I wanted to follow up on my 2009 book post with one looking back at EA-books of 2008. I’ve however been waiting for some of them, but those I got the other day, and have now been checking them out. From what I count, 2008 gave us 9 EA-books. That is, books about enterprise architecture. Published in 2008. Did I forget any books on that list?
Without further ado, here is my highlights of 2008:
The Good
Jaap Schekkerman‘s Enterprise Architecture Good Practices Guide: How to Manage the Enterprise Architecture Practice is a clear winner.
At 386 pages, Schekkerman’s Guide is based on IFEAD‘s EA guides published over the years, and is one big EA-goodie-bag for organizations that seek guidance in initiating, developing, using, and maintaining their EA practice. Schekkerman’s Primer does a good job at covering contemporary EA practice.
This is his third book.
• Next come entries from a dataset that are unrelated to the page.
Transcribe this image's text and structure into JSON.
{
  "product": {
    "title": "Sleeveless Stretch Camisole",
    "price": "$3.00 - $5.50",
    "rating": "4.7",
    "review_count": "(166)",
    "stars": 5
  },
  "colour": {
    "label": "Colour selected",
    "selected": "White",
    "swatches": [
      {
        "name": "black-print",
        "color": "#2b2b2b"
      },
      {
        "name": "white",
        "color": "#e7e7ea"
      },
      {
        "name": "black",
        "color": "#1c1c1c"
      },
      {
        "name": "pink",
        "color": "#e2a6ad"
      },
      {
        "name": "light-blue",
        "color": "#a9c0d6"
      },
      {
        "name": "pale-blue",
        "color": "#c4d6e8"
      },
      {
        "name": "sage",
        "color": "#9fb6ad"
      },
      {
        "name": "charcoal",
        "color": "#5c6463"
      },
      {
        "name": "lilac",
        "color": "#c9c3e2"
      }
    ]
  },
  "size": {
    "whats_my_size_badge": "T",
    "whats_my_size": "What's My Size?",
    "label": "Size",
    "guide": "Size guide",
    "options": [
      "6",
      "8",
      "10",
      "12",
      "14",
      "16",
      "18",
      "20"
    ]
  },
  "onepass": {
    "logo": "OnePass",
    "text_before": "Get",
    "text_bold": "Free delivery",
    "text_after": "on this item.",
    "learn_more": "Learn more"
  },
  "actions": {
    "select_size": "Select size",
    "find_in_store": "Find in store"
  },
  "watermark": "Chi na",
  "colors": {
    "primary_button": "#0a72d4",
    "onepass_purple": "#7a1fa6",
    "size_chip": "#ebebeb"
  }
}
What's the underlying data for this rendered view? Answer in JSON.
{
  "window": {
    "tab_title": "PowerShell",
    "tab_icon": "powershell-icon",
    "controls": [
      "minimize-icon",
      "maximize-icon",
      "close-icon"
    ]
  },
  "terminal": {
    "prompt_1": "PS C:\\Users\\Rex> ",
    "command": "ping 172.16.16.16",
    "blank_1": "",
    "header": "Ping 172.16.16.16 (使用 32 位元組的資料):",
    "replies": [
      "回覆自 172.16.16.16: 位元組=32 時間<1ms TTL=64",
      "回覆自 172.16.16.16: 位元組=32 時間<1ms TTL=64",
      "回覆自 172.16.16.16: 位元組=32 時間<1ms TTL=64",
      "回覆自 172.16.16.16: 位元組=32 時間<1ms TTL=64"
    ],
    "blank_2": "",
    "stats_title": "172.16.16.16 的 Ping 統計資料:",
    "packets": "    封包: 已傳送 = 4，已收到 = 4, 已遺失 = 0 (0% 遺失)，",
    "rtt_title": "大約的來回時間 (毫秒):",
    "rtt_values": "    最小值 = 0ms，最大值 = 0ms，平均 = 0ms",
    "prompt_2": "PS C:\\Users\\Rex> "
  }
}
It much better than the two previous ones. Which weren’t bad.
But speaking of bad:
The Bad
Jeff Handley’s “Enterprise Architecture Best Practice Handbook: Building, Running and Managing Effective Enterprise Architecture Programs – Ready to use supporting documents bringing Enterprise Architecture Theory into Practice” claims that it “covers every detail, including some missed in other books”, and is presented as a “thorough book”, that “leaves no key process out and completely covers everything …”. In addition, the book “is realistic and lays the foundation for a successful implementation”. At 120 pages! Of which pages 5-66 are hardly readable powerpoint slides with bullet point speakers notes. To add insult to injury, the book is rather expensive.
There is actually a few good nuggests of information buried down in the material, but it’ll be an insult to books to call this a book. The main reson it get two stars out of ten is that I have to be able to score something even lower, see below.
The Ugly
Continuing with books I do not recommend, we have Gerard Blokdijk’s Enterprise Architecture 100 Success Secrets – 100 Most Asked Questions on Enterprise Architecture Definition, Design, Framework, Governance and Integration, which is the joke of the year.
A seemingly random collection of 100 one-pagers from near and far, “the top 100 questions that we are asked and those we come across in forums, our consultancy and education programs”. And then it “tells you exactly how to deal with those questions, with tips that have never before been offered in print”.
I notice that the Bad and the Ugly books are both published by Emereo Pty Ltd. My New Year’s Resolution will be never to buy any of their books again.